Yahoo’s 2011 Q4 display revenue was down 4 percent year-over-year, totaling $612 million. During a call with investors, new CEO Scott Thompson said juicing that all-important business is his top priority.
“A lot of my time and attention has gone into understanding exactly what that business is, exactly what’s been affecting that business, and meeting with customers to understand why they don’t give us more of their spend,” he said. It’s been less than three weeks since Thompson took the helm at the Sunnyvale, California-based firm.
Thompson continued, “We are after that with a real sense of urgency. That is the very highest priority I have on the business today – to get [display] going in the right direction. Again, too early to say what steps and actions we might take… But it’s our intention to get that business back and growing at a very healthy rate.”

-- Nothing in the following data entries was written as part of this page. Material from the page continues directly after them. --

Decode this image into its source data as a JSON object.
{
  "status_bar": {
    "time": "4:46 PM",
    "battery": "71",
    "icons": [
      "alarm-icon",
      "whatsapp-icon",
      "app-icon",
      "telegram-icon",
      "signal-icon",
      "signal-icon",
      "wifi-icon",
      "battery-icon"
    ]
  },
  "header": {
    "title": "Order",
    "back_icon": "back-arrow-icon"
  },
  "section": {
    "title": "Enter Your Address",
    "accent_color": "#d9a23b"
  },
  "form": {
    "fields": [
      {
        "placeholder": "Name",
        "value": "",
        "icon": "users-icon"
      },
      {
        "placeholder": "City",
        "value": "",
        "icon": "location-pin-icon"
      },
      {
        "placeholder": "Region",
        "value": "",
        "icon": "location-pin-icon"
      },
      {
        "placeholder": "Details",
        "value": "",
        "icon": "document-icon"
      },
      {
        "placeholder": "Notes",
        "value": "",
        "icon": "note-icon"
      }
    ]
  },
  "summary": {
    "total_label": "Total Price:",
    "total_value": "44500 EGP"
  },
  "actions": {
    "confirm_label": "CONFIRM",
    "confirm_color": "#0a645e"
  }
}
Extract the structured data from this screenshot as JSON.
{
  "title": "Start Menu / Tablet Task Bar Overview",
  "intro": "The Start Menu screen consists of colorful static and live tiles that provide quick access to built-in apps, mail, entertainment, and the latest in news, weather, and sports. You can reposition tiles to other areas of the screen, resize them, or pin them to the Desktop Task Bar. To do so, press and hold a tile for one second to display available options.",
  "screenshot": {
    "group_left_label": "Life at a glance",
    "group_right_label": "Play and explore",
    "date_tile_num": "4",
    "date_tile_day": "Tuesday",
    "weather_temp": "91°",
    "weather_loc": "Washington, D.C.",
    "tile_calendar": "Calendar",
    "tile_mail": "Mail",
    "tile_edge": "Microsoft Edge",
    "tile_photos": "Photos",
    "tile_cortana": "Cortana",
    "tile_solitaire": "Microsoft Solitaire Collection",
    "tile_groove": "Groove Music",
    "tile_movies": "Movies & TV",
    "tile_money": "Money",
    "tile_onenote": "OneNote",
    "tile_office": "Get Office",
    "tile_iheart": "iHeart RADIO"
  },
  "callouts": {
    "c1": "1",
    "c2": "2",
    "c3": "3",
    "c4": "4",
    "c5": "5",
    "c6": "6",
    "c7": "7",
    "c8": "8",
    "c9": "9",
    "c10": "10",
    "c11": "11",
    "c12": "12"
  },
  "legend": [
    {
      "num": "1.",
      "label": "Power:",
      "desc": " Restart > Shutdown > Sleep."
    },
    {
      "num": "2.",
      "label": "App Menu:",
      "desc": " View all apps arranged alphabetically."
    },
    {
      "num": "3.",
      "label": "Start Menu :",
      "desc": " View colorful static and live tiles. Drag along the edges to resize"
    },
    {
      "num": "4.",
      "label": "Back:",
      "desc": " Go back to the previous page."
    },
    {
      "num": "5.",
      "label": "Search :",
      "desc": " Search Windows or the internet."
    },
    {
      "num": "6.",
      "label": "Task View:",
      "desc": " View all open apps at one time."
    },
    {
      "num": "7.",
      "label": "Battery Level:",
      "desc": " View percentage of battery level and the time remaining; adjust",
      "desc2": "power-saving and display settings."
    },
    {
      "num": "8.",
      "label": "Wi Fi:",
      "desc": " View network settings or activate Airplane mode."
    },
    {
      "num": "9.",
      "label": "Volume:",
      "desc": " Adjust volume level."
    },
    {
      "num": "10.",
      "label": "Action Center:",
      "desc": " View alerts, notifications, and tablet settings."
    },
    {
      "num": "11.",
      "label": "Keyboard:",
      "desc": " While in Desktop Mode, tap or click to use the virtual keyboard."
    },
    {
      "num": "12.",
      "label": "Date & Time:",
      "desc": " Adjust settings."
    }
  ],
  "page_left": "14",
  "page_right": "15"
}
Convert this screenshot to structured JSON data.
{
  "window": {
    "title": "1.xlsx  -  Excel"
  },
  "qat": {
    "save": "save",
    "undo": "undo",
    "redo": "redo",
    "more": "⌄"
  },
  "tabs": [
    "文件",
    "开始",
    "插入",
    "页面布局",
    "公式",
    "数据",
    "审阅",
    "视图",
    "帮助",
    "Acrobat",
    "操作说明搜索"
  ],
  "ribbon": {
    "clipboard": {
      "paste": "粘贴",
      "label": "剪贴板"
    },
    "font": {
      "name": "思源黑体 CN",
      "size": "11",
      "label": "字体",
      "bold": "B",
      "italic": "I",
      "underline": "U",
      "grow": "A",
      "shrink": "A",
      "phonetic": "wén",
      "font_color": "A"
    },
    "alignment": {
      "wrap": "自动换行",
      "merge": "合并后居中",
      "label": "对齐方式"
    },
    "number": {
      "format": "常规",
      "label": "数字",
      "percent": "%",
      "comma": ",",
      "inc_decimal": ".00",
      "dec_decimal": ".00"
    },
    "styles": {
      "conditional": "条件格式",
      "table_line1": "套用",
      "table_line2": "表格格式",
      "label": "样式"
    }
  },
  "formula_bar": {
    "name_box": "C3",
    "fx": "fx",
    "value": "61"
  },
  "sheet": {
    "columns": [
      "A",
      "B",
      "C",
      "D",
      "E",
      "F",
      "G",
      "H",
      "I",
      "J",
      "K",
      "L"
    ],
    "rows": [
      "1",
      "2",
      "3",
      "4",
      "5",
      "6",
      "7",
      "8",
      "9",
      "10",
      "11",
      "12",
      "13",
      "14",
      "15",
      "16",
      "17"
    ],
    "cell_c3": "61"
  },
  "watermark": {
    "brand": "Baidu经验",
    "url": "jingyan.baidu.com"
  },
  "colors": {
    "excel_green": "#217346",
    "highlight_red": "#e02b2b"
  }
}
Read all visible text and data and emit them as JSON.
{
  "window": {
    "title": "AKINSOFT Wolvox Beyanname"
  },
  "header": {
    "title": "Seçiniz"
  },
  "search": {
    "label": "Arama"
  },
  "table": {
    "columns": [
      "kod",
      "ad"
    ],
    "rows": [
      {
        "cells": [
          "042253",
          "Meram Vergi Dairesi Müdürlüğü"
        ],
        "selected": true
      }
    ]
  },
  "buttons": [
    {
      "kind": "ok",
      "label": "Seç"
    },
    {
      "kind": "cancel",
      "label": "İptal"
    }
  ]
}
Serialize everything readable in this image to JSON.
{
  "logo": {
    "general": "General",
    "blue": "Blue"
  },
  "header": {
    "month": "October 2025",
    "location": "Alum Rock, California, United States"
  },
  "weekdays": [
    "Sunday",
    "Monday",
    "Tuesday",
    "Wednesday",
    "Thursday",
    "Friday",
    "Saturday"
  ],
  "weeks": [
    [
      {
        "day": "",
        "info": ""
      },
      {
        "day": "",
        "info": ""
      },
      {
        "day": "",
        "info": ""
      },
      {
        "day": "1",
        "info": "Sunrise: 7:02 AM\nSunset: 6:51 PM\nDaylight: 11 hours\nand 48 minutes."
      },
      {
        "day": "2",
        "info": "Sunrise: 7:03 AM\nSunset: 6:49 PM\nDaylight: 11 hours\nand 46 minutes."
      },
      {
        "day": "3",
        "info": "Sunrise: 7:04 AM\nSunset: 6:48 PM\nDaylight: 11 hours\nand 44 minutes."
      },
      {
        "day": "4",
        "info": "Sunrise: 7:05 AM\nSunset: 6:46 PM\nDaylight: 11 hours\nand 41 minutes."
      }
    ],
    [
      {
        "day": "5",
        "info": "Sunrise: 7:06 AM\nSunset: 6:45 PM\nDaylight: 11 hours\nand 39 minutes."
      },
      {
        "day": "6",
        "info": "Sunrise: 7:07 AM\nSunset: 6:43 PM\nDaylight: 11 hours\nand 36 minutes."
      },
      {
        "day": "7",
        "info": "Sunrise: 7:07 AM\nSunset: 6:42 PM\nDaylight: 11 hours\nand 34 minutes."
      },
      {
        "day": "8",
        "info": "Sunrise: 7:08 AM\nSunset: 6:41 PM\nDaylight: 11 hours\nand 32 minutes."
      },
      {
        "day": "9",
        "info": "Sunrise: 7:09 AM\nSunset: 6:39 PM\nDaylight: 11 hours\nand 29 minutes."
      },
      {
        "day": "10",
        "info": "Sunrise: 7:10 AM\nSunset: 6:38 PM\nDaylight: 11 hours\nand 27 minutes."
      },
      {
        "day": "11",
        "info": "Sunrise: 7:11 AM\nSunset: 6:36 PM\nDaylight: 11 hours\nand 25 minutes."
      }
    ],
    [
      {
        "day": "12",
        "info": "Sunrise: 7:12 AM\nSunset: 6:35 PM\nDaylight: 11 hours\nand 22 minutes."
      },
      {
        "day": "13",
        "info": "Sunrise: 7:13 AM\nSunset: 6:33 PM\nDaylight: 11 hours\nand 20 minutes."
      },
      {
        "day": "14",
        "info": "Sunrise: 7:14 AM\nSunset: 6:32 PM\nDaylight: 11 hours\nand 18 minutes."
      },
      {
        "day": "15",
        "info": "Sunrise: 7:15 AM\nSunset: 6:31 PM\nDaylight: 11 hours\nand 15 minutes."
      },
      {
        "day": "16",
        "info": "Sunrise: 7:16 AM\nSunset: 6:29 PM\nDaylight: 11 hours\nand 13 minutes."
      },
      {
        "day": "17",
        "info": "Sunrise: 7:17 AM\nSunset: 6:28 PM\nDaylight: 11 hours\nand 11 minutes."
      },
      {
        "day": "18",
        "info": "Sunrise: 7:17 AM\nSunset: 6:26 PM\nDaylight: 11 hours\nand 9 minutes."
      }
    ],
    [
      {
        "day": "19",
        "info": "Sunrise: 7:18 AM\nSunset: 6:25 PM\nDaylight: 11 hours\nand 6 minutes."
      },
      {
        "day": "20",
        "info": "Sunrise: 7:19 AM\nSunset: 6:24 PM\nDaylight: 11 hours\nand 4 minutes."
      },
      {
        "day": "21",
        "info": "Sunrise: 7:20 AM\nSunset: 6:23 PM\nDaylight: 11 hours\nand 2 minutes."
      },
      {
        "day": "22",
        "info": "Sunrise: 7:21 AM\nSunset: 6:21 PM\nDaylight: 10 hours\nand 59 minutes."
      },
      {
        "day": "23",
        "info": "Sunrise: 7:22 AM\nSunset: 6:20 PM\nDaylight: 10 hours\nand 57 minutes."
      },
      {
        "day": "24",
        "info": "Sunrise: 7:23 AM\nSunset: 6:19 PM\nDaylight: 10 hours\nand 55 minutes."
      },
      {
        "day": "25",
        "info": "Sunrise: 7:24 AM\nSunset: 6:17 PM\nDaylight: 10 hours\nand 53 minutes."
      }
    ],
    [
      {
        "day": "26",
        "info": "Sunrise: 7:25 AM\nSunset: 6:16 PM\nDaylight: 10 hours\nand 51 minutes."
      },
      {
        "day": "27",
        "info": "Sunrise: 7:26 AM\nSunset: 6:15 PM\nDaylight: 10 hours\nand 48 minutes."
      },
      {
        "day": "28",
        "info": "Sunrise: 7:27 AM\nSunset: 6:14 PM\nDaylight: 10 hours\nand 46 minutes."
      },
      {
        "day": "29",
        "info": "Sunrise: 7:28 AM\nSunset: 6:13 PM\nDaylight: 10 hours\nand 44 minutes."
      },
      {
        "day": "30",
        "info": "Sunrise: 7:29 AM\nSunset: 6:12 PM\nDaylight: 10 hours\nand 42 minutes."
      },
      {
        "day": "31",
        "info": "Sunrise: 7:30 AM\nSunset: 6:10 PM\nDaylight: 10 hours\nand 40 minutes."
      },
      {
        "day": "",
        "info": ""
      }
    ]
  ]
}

After pointing to Yahoo’s ad targeting enhancements during 2011, CFO Tim Morse said, “In the larger context, despite those foundational improvements, revenue isn’t growing. In fact, we’ve lost share in display advertising. Given the investments we’ve made over the last couple of years, we expected better.”
Yahoo’s 2011 Q4 search revenue was $465 million, down 27 percent compared to the same quarter for the previous year. The company attributed the decline to the search agreement it signed with Microsoft. It says the search revenue total reflects $48 million in search operating cost reimbursements from Microsoft.
Overall fourth quarter revenue was $1.3 billion, a 13 percent decrease from 2010 Q4. To improve Yahoo’s general performance, it plans to increase focus on the U.K. and France, Morse said.